In Balad, Iraq, Senior Airman Frances Gavalis, 332nd Expeditionary Logistics Readiness Squadron equipment manager, tosses unserviceable uniform items into a burn pit in 2008. Adverse effects from burn pits are expected to get more attention from the Biden Administration. Air Force photo by Senior Airman Julianne Showalter

WASHINGTON — Legislators in the past few years have been pushing VA and DoD to work together to better understand the toxic effects of burn pit exposure on servicemembers and for VA to be more lenient in granting disability benefits for conditions that might be related to such exposure.

Despite regular congressional hearings on the issue, progress has been slow. That is expected to change with the arrival of President-elect Joe Biden’s and the incoming Congress.

Biden has talked publicly about how he believes exposure to burn pits contributed to the death of his eldest son, Beau Biden, who deployed with the Delaware Army National Guard to Balad Air Force Base in late 2008. For most of 2009 he served at Balad and at Camp Victory in Baghdad, both of which made extensive use of burn pits to dispose of waste. 

In 2013, Beau Biden was diagnosed with Stage 4 glioblastoma multiforme, the most common form of brain cancer. He died 18 months later.

Biden touched on the issue in his 2020 Veterans Day speech, saying, “We have to make sure that no veteran is locked out of treatment for conditions related to toxic exposure.”

He will likely find support on the other side of the aisle from Rep. Mike Bost (R-IL), who has been chosen as the next ranking Republican on the House Veterans Affairs Committee, replacing Rep. Phil Roe (R-TN), who has now retired.

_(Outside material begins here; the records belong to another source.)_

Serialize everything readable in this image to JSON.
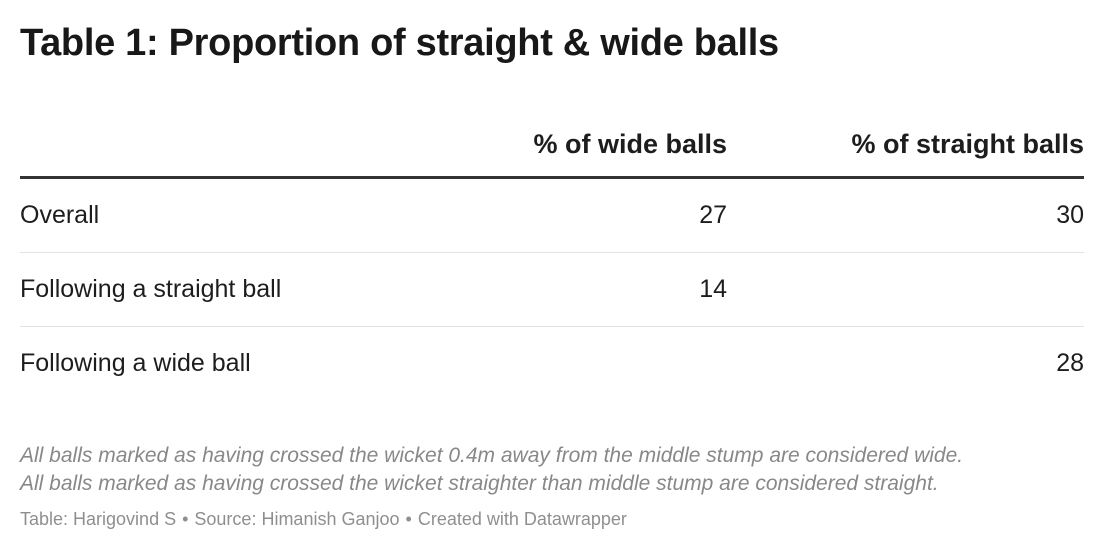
{
  "chart_data": {
    "type": "table",
    "title": "Table 1: Proportion of straight & wide balls",
    "columns": [
      "",
      "% of wide balls",
      "% of straight balls"
    ],
    "rows": [
      {
        "label": "Overall",
        "wide": "27",
        "straight": "30"
      },
      {
        "label": "Following a straight ball",
        "wide": "14",
        "straight": ""
      },
      {
        "label": "Following a wide ball",
        "wide": "",
        "straight": "28"
      }
    ],
    "notes": [
      "All balls marked as having crossed the wicket 0.4m away from the middle stump are considered wide.",
      "All balls marked as having crossed the wicket straighter than middle stump are considered straight."
    ],
    "footer": {
      "table_credit": "Table: Harigovind S",
      "source": "Source: Himanish Ganjoo",
      "created_with": "Created with Datawrapper",
      "separator": "•"
    }
  }
}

“I am frustrated that we are coming to the end of this Congress without any actionable results on this issue,” Bost said in a House VA Subcommittee on Disability Assistance hearing on the issue last month. “I was hoping that we would consider legislation this Congress that would create a comprehensive presumptive framework for burn pits and other emerging toxic exposures. I’m going to request we schedule a legislative hearing early next Congress to consider various toxic exposure-related legislation. Veterans deserve to have a presumptive system in place that will compensate them for any military-related toxic exposure.” 

Legislators have said for years that they did not want the issue of burn pits to go the way of Agent Orange, which took decades to clarify as to presumptive service connections. Both the Senate and House introduced bills late last year that would establish a scientific commission on toxic exposure and create an established timeframe for VA to consider new scientific evidence in the field before making changes to its compensation rules. No action was taken before the end of this latest session of Congress, however.

The goal of veterans’ advocates is for VA to presume certain illnesses to be connected to burn pit exposure for the purposes of providing benefits. Those include multiple types of cancer and a number of respiratory illnesses. However, VA has said that there is not enough scientific evidence to prove such a connection.

Sufficient Evidence?

A report from the National Academies of Sciences (NAS) released in September looked at 27 respiratory illnesses, including respiratory cancers, and found that none met the criteria for “sufficient evidence of an association with service in the Southwest Asia theatre.” 

The evidence for respiratory symptoms such as persistent cough, shortness of breath, and wheezing met the criteria for “limited or suggested evidence” for both veterans serving in the 1990-1991 Persian Gulf War and the wars in Iraq and Afghanistan. 

However, as in previous reports, the conclusion is not that these conditions are conclusively unrelated to toxic exposure but that better in-theater studies are needed. 

VA officials testifying at the subcommittee hearing last month said the agency is still granting disability benefits claims at a high rate among veterans who were exposed to burn pits, even if they don’t consider a clear cause-and-effect link between illness and burn pit. 

“For those who say burn pit exposure explicitly in their claim, they have an average of eight considerations and are getting an average of 70% service connection,” explained Beth Murphy, VBA’s executive director of policy and procedures.

VA also defended its approach to emerging toxic exposure science. Patricia Hastings, DO, VA’s chief consultant for post-deployment health services, in answering a question about an NAS recommendation that VA update its mortality analysis for the southwest theatre of operations, said, “We are doing that now. My epidemiology section is very good. Most of the studies that are looked at by the National Academy are done by my office.”

Hastings also said that VA and DoD are working together to integrate research needs into their planning of military operations. “In the future, we will be able to do much closer monitoring and to follow [servicemembers] and veterans. We won’t have to seek information; we’ll already have it.”